For international users, it means fewer Singapore-based platforms to choose from. If you’re outside Singapore, you might not even notice the change - unless you’re trying to use a platform that used to be based here.

Final Reality Check

The Monetary Authority of Singapore didn’t ban crypto. They banned the kind of crypto business that operates without accountability.

If you’re a serious, well-funded firm with deep compliance systems and a real presence in Singapore - you might still be in. But you’re now part of a tiny, elite group.

For everyone else? The door is closed. And it’s not coming back open.
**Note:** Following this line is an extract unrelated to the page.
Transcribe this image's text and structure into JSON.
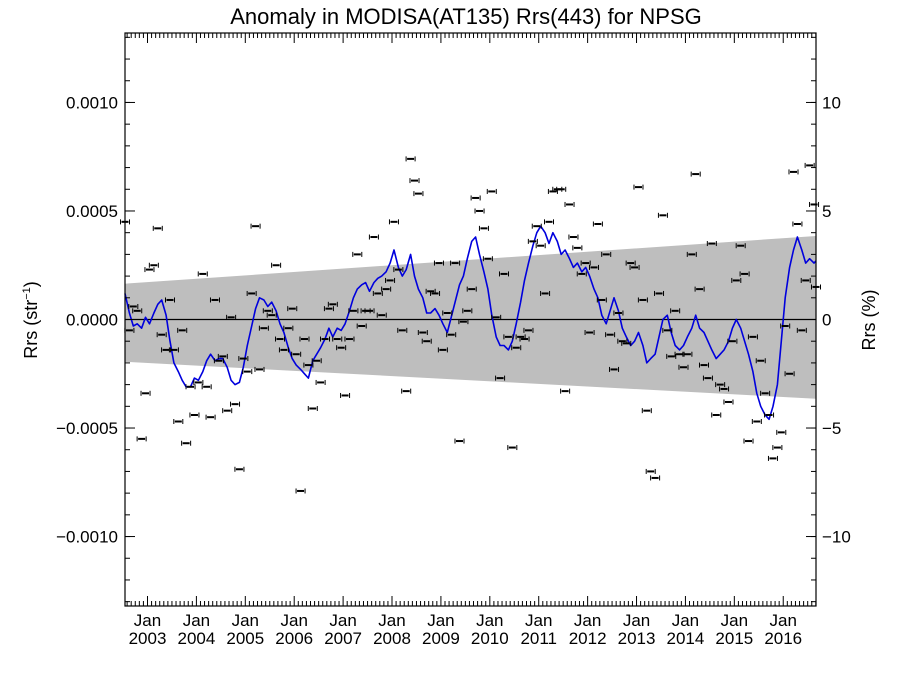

This isn’t a temporary pause. It’s a permanent reset. Singapore isn’t trying to lead the crypto revolution anymore. They’re trying to protect their financial future - one strict rule at a time.

Can I still trade crypto in Singapore?

Yes, you can still trade crypto in Singapore. The MAS rules target service providers - not individual users. You can still buy, sell, and hold crypto through platforms that are licensed under the DTSP framework. However, the number of available platforms has dropped sharply since June 2025, and new ones are unlikely to enter the market.

What happens if I use an unlicensed crypto platform from Singapore?

If you use an unlicensed platform, you’re not breaking any laws yourself. But you’re taking a big risk. These platforms aren’t regulated, so your funds aren’t protected. If the platform gets shut down by MAS or gets hacked, you have no legal recourse. MAS strongly advises against using unlicensed services.

Is the Travel Rule really that strict?

Yes. For any transaction over SGD 1,500, platforms must collect and share the full name, ID number, and account details of both sender and receiver. This applies to every single transaction - whether it’s between two individuals or two businesses. Platforms that fail to do this face immediate fines and license revocation.

Can a foreign company operate a crypto business from Singapore without a license?

No. Under Section 137 of the Financial Services and Markets Act 2022, any company operating from Singapore - even if it serves only overseas customers - must have a DTSP license. There are no exceptions. MAS has already taken enforcement action against firms that tried to bypass this rule.

Will MAS ever loosen these rules?

Unlikely in the near term. MAS has stated clearly that their priority is protecting Singapore’s financial reputation, not growing the crypto industry. Any future changes will focus on tightening rules further - especially around DeFi and stablecoins - not relaxing them.

Are there any licensed crypto platforms still operating in Singapore?

Yes, but only a handful. As of late 2025, fewer than 20 firms hold active DTSP licenses. Most are large, well-capitalized international players with full compliance teams based in Singapore. Small and mid-sized firms have largely exited the market.